Wellbeing economies repurpose the economy toward human and ecological wellbeing and away from profit maximization.  True cost accounting can help scale down harmful investments (fossil fuels)can help scale down.  Transforming finance can scale up purpose oriented social and environmental objectives for example with Norway´s Social Wealth Fund.

WELLBEING ECONOMY EXAMPLES

Transitioning away from fossil-fuels

While many governments have officially recognized the need to transition away from fossil fuels in energy systems, implementation is challenged by the lobbying power and continued pursuit of exploration and expansion by oil and gas companies. Transition is complex, nonetheless it has to happen to avert dangerous levels of global warming. Renewable energy is also needed for sustainable and public transportation systems which are currently reliant on fossil fuels.

Ecosystem restoration

Helps tackle climate change by capturing carbon, repairing degraded lands, and restoring biodiversity. Strengthening natural systems builds resilience to extreme weather, stabilizes water cycles, regenerates soils, and conserves biodiversity. In turn, this supports healthier communities through food security, clean air and water, disease prevention, and job creation.

Circular consumption

Moves beyond the wasteful “take-make-dispose” model by keeping materials in use longer through repair, reuse, remanufacturing, and recycling. The goal is to minimize waste, regenerate nature, and create new value. By redesigning products and systems, we can reverse the damage caused by past production practices and build a more sustainable future.

Food sovereignty and sustainable food systems

These essential to address hunger and nutrition as well as address climate change, and the conservation and regeneration of soil and water quality. Food sovereignty establishes the right of peoples to healthy and culturally appropriate food through ecologically sustainable practices and agroecology principles that would ensure regenerative use of natural resources and ecosystems.
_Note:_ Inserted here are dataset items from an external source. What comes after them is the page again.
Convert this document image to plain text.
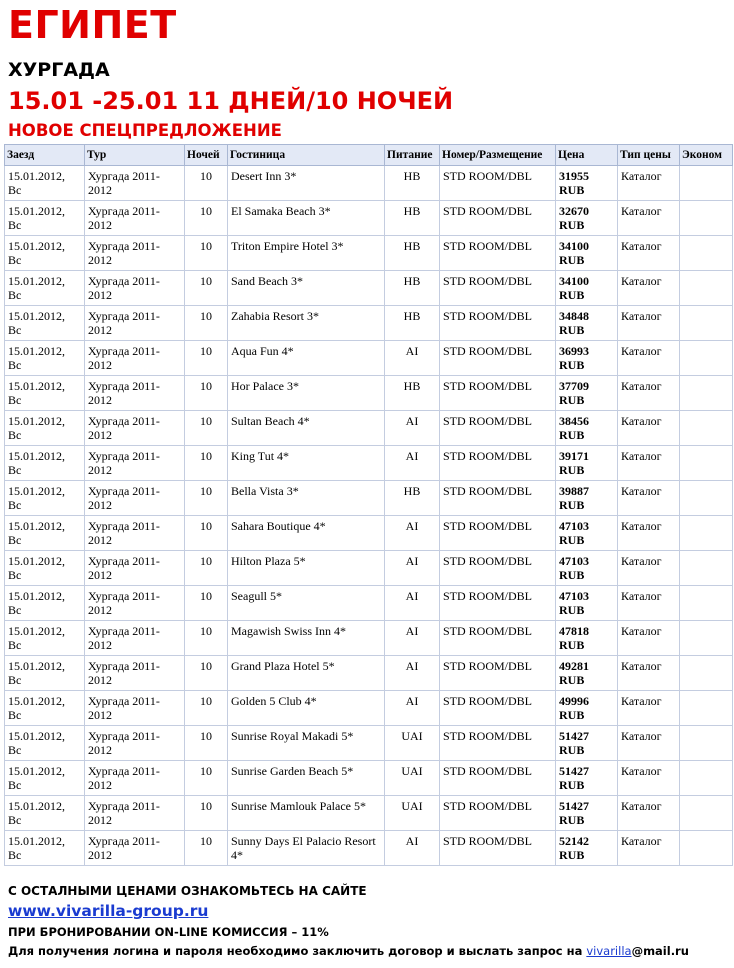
ЕГИПЕТ
ХУРГАДА
15.01 -25.01 11 ДНЕЙ/10 НОЧЕЙ
НОВОЕ СПЕЦПРЕДЛОЖЕНИЕ
Заезд	Тур	Ночей	Гостиница	Питание	Номер/Размещение	Цена	Тип цены	Эконом
15.01.2012, Вс	Хургада 2011-2012	10	Desert Inn 3*	HB	STD ROOM/DBL	31955 RUB	Каталог	
15.01.2012, Вс	Хургада 2011-2012	10	El Samaka Beach 3*	HB	STD ROOM/DBL	32670 RUB	Каталог	
15.01.2012, Вс	Хургада 2011-2012	10	Triton Empire Hotel 3*	HB	STD ROOM/DBL	34100 RUB	Каталог	
15.01.2012, Вс	Хургада 2011-2012	10	Sand Beach 3*	HB	STD ROOM/DBL	34100 RUB	Каталог	
15.01.2012, Вс	Хургада 2011-2012	10	Zahabia Resort 3*	HB	STD ROOM/DBL	34848 RUB	Каталог	
15.01.2012, Вс	Хургада 2011-2012	10	Aqua Fun 4*	AI	STD ROOM/DBL	36993 RUB	Каталог	
15.01.2012, Вс	Хургада 2011-2012	10	Hor Palace 3*	HB	STD ROOM/DBL	37709 RUB	Каталог	
15.01.2012, Вс	Хургада 2011-2012	10	Sultan Beach 4*	AI	STD ROOM/DBL	38456 RUB	Каталог	
15.01.2012, Вс	Хургада 2011-2012	10	King Tut 4*	AI	STD ROOM/DBL	39171 RUB	Каталог	
15.01.2012, Вс	Хургада 2011-2012	10	Bella Vista 3*	HB	STD ROOM/DBL	39887 RUB	Каталог	
15.01.2012, Вс	Хургада 2011-2012	10	Sahara Boutique 4*	AI	STD ROOM/DBL	47103 RUB	Каталог	
15.01.2012, Вс	Хургада 2011-2012	10	Hilton Plaza 5*	AI	STD ROOM/DBL	47103 RUB	Каталог	
15.01.2012, Вс	Хургада 2011-2012	10	Seagull 5*	AI	STD ROOM/DBL	47103 RUB	Каталог	
15.01.2012, Вс	Хургада 2011-2012	10	Magawish Swiss Inn 4*	AI	STD ROOM/DBL	47818 RUB	Каталог	
15.01.2012, Вс	Хургада 2011-2012	10	Grand Plaza Hotel 5*	AI	STD ROOM/DBL	49281 RUB	Каталог	
15.01.2012, Вс	Хургада 2011-2012	10	Golden 5 Club 4*	AI	STD ROOM/DBL	49996 RUB	Каталог	
15.01.2012, Вс	Хургада 2011-2012	10	Sunrise Royal Makadi 5*	UAI	STD ROOM/DBL	51427 RUB	Каталог	
15.01.2012, Вс	Хургада 2011-2012	10	Sunrise Garden Beach 5*	UAI	STD ROOM/DBL	51427 RUB	Каталог	
15.01.2012, Вс	Хургада 2011-2012	10	Sunrise Mamlouk Palace 5*	UAI	STD ROOM/DBL	51427 RUB	Каталог	
15.01.2012, Вс	Хургада 2011-2012	10	Sunny Days El Palacio Resort 4*	AI	STD ROOM/DBL	52142 RUB	Каталог	
С ОСТАЛНЫМИ ЦЕНАМИ ОЗНАКОМЬТЕСЬ НА САЙТЕ
www.vivarilla-group.ru
ПРИ БРОНИРОВАНИИ ON-LINE КОМИССИЯ – 11%
Для получения логина и пароля необходимо заключить договор и выслать запрос на vivarilla@mail.ru
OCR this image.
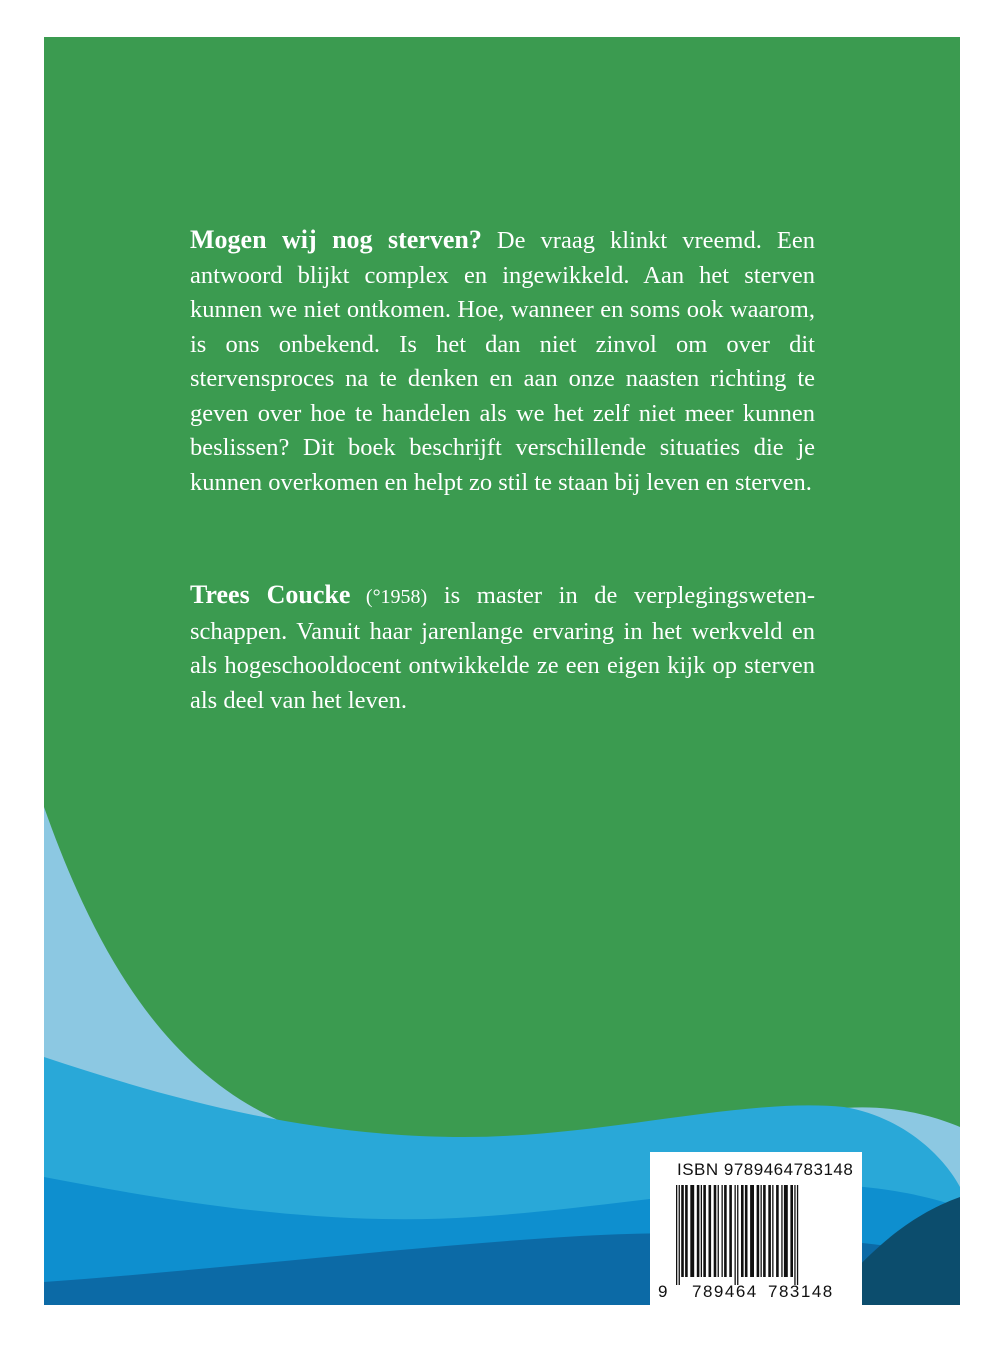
Mogen wij nog sterven? De vraag klinkt vreemd. Een antwoord blijkt complex en ingewikkeld. Aan het sterven kunnen we niet ontkomen. Hoe, wanneer en soms ook waarom, is ons onbekend. Is het dan niet zinvol om over dit stervensproces na te denken en aan onze naasten richting te geven over hoe te handelen als we het zelf niet meer kunnen beslissen? Dit boek beschrijft verschillende situaties die je kunnen overkomen en helpt zo stil te staan bij leven en sterven.
Trees Coucke (°1958) is master in de verplegingswetenschappen. Vanuit haar jarenlange ervaring in het werkveld en als hogeschooldocent ontwikkelde ze een eigen kijk op sterven als deel van het leven.
ISBN 9789464783148
9 789464 783148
Wellbeing economies look upstream at the systemic causes of climate change and loss of biodiversity in the economic systems and design the economy in a way that stops harm from happening in the first place. More circular and regenerative economies design out waste and pollution, keep products and materials in use longer, and regenerate natural systems. Agroecological approaches to farming and food production including organic farming, agroforestry and permaculture can restore soil quality, and help regenerate ecosystems.